Cette enclave montagneuse est également peuplée depuis des siècles de Kurdes et de Kizilbas dont le culte particulier mêle zoroastrisme, christianisme et islam. Mais des dizaines de villages portaient des noms arméniens avant 1915. Des restes d’églises ou de monastères, parfois quelques pierres dans le mur d’une maison, en attestent.
La région comptait 157 lieux de culte arménien avant le génocide, selon l’historien Raymond Kévorkian. A Ergen, des morceaux de murs gravés d’une somptueuse basilique du Xe siècle ont survécu au bord d’un champ. La bourgade de Nazmiye a gardé, pour beaucoup d’habitants, son ancien nom : Kizil Kilise, « l’église rouge ». Selon Mirhan Pirgic Gültekin, l’origine du nom Dersim serait même arménienne et proviendrait de Der Simon, Saint-Simon.
Au cours de l’été 1915, les ordres de déportation sont lancés par le gouvernement des Jeunes-Turcs. Dans le Dersim, les préfets se heurtent aux chefs de tribus kurdes locaux, qui refusent souvent de livrer les Arméniens.
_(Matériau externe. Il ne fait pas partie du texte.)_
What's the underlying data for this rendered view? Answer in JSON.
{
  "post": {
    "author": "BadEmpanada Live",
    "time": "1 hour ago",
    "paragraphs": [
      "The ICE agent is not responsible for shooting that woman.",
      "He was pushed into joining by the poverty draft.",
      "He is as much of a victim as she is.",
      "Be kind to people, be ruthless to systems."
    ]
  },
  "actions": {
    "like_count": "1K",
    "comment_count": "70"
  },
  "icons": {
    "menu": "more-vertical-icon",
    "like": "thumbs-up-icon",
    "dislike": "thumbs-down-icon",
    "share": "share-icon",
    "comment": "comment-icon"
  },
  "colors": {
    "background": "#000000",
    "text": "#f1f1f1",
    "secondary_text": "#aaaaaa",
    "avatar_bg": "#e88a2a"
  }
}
Les fuyards des environs, notamment ceux de Kharpert (Harput), « la province abattoir », viendront se réfugier en masse dans les montagnes du Dersim. Cette région, où les sultans ottomans ont été incapables de prélever l’impôt pendant plusieurs siècles, a abrité au moins 15 000 Arméniens, estime Raymond Kévorkian dans Le Génocide des Arméniens (Odile Jacob, 2006). Temur Agha, un grand propriétaire du village d’Hagü qui disposait d’une milice personnelle et faisait travailler de nombreux paysans arméniens sur ses terres, refusa de les livrer. C’est grâce à lui que Cafer Teyhanci, d’ascendance arménienne, est aujourd’hui en vie. C’est pour cela que le jeune homme vient se recueillir sur la tombe de son « Juste ».
Des villages entiers se sont convertis ou ont dissimulé leur identité jusqu’à aujourd’hui. Toujours réfractaire au pouvoir central, le Dersim a continué de résister aux politiques d’assimilation de la République turque, qui le lui a fait payer au prix fort. En 1937, Mustafa Kemal Atatürk lança une répression militaire brutale contre cette région, officiellement pour écraser une insurrection tribale.
L’Etat turc a-t-il voulu faire payer le Dersim pour avoir protégé des Arméniens ? S’agissait-il de « terminer le travail » entamé vingt-cinq ans plus tôt ? C’est la thèse qu’avance Hasan Saltik, un ethnomusicologue qui a effectué dix années de recherches sur l’épisode sanglant de 1937. Les massacres firent plus de 30 000 morts, majoritairement alevis, parmi lesquels des milliers d’Arméniens convertis. Et Dersim fut rebaptisée du nom de l’opération militaire : Tunceli, « la main de bronze », en turc.
Le tabou semble pourtant en passe d’être levé. Début décembre, le premier ministre turc, Recep Tayyip Erdogan, a présenté ses excuses au nom de la République pour les massacres du Dersim. Un geste historique qui ouvre la voie à un travail de mémoire sur d’autres épisodes sensibles de l’histoire de la Turquie. Au premier rang desquels celui du génocide arménien.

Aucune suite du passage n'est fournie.